- Bogliarka Location of Bogliarka in the Prešov Region Bogliarka Location of Bogliarka in Slovakia
- Coordinates: 49°16′N 21°09′E﻿ / ﻿49.27°N 21.15°E
- Country: Slovakia
- Region: Prešov Region
- District: Bardejov District
- First mentioned: 1454

Area
- • Total: 9.38 km^{2} (3.62 sq mi)
- Elevation: 445 m (1,460 ft)

Population (2025)
- • Total: 103
- Time zone: UTC+1 (CET)
- • Summer (DST): UTC+2 (CEST)
- Postal code: 860 4
- Area code: +421 54
- Vehicle registration plate (until 2022): BJ
- Website: www.bogliarka.sk

= Bogliarka =

Bogliarka (Боґлярка, Boglárka) is a village and municipality in Bardejov District in the Prešov Region of north-east Slovakia.

==History==
In historical records the village was first mentioned in 1454.

In 1787 the settlement had 25 houses and 225 inhabitants; in 1828 there were 60 houses and 441 inhabitants, who were employed as ash burners, charcoal burners, farmers, sheep and goat keepers, weavers, and forest workers. The vast forests were the property of Count Anhalt in the 19th century.

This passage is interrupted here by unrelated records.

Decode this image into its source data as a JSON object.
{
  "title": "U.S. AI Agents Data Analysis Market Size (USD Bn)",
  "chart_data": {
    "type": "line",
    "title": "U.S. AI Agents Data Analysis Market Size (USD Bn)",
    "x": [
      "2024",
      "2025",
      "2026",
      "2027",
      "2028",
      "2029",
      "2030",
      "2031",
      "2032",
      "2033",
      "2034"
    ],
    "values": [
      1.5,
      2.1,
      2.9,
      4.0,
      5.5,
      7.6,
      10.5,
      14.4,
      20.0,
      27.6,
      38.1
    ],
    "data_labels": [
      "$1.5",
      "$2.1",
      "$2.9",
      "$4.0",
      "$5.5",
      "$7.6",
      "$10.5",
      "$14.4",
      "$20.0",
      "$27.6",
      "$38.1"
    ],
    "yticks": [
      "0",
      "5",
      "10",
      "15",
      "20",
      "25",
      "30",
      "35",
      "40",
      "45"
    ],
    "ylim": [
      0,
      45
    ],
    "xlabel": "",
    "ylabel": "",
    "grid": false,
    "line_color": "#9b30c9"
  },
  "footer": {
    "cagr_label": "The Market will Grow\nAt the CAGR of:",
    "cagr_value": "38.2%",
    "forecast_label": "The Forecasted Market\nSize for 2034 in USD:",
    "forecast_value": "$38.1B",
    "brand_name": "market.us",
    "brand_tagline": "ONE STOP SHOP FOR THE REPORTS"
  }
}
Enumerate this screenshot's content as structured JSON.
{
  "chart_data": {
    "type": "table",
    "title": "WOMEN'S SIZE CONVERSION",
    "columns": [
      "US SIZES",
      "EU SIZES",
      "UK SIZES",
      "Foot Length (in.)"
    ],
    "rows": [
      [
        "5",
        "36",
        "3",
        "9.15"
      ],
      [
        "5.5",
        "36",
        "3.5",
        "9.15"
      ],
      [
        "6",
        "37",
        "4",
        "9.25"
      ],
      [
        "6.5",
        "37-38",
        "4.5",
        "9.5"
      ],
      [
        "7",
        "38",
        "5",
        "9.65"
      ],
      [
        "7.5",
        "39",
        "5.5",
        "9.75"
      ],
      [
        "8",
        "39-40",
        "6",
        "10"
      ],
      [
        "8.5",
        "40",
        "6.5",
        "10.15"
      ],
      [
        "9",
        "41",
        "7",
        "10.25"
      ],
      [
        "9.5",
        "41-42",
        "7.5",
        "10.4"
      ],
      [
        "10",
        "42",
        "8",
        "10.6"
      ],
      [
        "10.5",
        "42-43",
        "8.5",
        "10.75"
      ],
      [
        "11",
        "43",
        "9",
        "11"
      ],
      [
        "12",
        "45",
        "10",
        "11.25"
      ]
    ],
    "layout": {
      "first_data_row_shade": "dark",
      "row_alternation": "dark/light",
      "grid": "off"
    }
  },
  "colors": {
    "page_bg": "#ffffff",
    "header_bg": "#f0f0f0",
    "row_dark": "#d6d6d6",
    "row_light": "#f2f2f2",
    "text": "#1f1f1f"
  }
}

Until 1918, the village, which lay in Sáros County, belonged to the Kingdom of Hungary, and afterwards became part of Czechoslovakia, and today Slovakia. During the First Czechoslovak Republic, the inhabitants worked as basket makers, farmers, and forest workers. After the Second World War, part of the population commuted to work in industrial enterprises, for example in Košice; the local Unified Agricultural Cooperative (abbreviated JRD) was founded in 1959.

==Geography==

The municipality is located in the northern part of the Čergov Mountains, in the valley of the Slatvinec (also Solotvinec) stream, within the Topľa River basin. The village center lies at an elevation of 443 meters above sea level and is situated 17 kilometers from Bardejov by road.

The neighbouring municipalities are Krivé to the north, Richvald to the east and southeast, Kríže to the south, Lukov to the west, and Kružlov to the northwest.

== Population ==

It has a population of  people (31 December ).

Population statistic (10 years)
| Year | 1995 | 2005 | 2015 | 2025 |
|---|---|---|---|---|
| Count | 175 | 148 | 122 | 103 |
| Difference |  | −15.42% | −17.56% | −15.57% |

Population statistic
| Year | 2024 | 2025 |
|---|---|---|
| Count | 102 | 103 |
| Difference |  | +0.98% |

=== Ethnicity ===

Census 2021 (1+ %)
| Ethnicity | Number | Fraction |
| Slovak | 85 | 82.52% |
| Rusyn | 48 | 46.6% |
| Czech | 2 | 1.94% |
| Not found out | 2 | 1.94% |
| Total | 103 |

=== Religion ===

Census 2021 (1+ %)
| Religion | Number | Fraction |
| Greek Catholic Church | 75 | 72.82% |
| Roman Catholic Church | 13 | 12.62% |
| Evangelical Church | 5 | 4.85% |
| None | 5 | 4.85% |
| Eastern Orthodox Church | 2 | 1.94% |
| Not found out | 2 | 1.94% |
| Total | 103 |

==Facilities==
The village has a public library and a football pitch.